A 404 Not Found response confirms connectivity is working. See Network Configuration for the full list of required endpoints.

Pods stay Pending and no node appears

On Auto Mode, a node is provisioned only when a pod is schedulable but pending. If a pod stays Pending, describe it to see why Auto Mode hasn't launched a node:

kubectl describe pod <pod-name> | grep -A 20 "Events:"
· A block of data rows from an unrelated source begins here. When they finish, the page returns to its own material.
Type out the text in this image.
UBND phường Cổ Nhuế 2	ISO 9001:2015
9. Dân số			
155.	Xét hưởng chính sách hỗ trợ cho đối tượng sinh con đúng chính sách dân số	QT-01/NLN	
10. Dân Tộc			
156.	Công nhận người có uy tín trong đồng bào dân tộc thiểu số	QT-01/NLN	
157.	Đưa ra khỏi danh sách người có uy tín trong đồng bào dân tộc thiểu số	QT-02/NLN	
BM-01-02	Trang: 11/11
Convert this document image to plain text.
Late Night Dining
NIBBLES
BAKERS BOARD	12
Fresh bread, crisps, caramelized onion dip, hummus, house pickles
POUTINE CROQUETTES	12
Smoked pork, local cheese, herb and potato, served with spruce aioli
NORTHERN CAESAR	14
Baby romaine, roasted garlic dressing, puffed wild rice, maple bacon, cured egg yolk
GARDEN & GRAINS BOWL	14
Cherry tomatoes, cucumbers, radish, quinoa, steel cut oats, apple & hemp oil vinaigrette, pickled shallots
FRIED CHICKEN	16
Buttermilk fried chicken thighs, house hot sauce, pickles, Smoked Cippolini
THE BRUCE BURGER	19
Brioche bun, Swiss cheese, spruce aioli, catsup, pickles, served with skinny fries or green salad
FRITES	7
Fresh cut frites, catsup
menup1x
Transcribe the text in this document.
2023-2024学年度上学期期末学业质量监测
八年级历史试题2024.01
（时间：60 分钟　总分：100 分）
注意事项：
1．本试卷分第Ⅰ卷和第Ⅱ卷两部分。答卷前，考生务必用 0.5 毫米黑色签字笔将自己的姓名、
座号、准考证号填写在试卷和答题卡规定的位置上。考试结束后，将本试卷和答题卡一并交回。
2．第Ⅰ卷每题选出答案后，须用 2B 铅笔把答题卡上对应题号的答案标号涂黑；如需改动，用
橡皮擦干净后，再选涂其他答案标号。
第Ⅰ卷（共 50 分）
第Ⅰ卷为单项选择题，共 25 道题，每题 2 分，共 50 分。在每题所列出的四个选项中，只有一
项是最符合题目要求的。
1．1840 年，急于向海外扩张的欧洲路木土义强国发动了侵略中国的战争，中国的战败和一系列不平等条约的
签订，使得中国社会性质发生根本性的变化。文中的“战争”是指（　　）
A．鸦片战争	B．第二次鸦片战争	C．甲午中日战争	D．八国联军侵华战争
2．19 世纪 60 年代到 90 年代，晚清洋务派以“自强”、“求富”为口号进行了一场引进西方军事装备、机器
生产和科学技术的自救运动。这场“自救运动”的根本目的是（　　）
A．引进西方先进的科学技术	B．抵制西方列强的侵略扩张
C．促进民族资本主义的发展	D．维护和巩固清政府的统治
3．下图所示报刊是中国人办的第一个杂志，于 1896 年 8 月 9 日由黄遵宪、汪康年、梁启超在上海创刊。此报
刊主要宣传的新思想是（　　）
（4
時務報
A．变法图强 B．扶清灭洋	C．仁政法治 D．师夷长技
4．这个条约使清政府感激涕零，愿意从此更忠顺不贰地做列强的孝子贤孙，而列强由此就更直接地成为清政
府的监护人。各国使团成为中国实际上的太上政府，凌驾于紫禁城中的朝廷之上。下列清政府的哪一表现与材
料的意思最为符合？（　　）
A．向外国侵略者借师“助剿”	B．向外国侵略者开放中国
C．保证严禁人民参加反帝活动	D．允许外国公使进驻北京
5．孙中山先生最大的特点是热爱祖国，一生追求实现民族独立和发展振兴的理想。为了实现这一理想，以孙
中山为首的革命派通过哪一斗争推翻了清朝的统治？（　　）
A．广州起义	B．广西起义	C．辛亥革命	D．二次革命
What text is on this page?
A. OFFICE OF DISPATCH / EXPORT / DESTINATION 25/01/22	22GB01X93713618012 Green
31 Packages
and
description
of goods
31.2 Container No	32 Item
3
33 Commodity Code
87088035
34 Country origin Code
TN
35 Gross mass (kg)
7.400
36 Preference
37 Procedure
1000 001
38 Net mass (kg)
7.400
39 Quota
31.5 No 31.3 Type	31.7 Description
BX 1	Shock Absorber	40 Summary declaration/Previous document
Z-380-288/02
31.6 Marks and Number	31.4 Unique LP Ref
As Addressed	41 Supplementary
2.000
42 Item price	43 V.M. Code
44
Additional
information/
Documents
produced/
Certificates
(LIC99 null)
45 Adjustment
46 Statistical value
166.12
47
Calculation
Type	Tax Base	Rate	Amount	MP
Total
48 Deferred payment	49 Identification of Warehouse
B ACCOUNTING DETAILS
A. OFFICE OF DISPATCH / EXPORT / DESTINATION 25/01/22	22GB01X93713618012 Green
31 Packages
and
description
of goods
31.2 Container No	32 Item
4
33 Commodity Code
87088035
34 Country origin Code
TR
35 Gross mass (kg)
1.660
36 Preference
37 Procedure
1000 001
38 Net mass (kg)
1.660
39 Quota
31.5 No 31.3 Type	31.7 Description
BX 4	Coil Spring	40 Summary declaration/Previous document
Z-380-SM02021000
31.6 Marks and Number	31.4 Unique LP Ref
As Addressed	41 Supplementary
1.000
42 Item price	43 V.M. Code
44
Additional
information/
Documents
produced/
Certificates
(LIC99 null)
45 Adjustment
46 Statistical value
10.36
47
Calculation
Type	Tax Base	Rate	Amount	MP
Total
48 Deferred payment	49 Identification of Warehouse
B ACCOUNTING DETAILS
Common causes are resource requests no instance can satisfy, or a nodeSelector/affinity that doesn't match any node pool (for example, pointing at a custom node pool whose NodeClass is missing its access entry).

Job fails mid-run with "driver pod not found"

If a Spark job runs for a while and then fails — with the operator reporting driver pod not found or executors FAILED, and the cluster events showing Evicted pod: Underutilized / Disrupting Node: Underutilized — Auto Mode consolidated the node out from under your running Spark pods. Add the karpenter.sh/do-not-disrupt: "true" annotation to the driver and executor specs (see Step 7). You can confirm the fix is active when the events instead read DisruptionBlocked … Pod has "karpenter.sh/do-not-disrupt" annotation.

Cleanup

To stop all charges, delete the cluster:

eksctl delete cluster --name quanton-auto --region us-west-2

You don't have to delete the cluster to control cost, though — because Auto Mode scales worker nodes to zero when idle, an unused cluster only incurs the EKS control-plane fee plus the Auto Mode management fee, with no idle EC2 charges.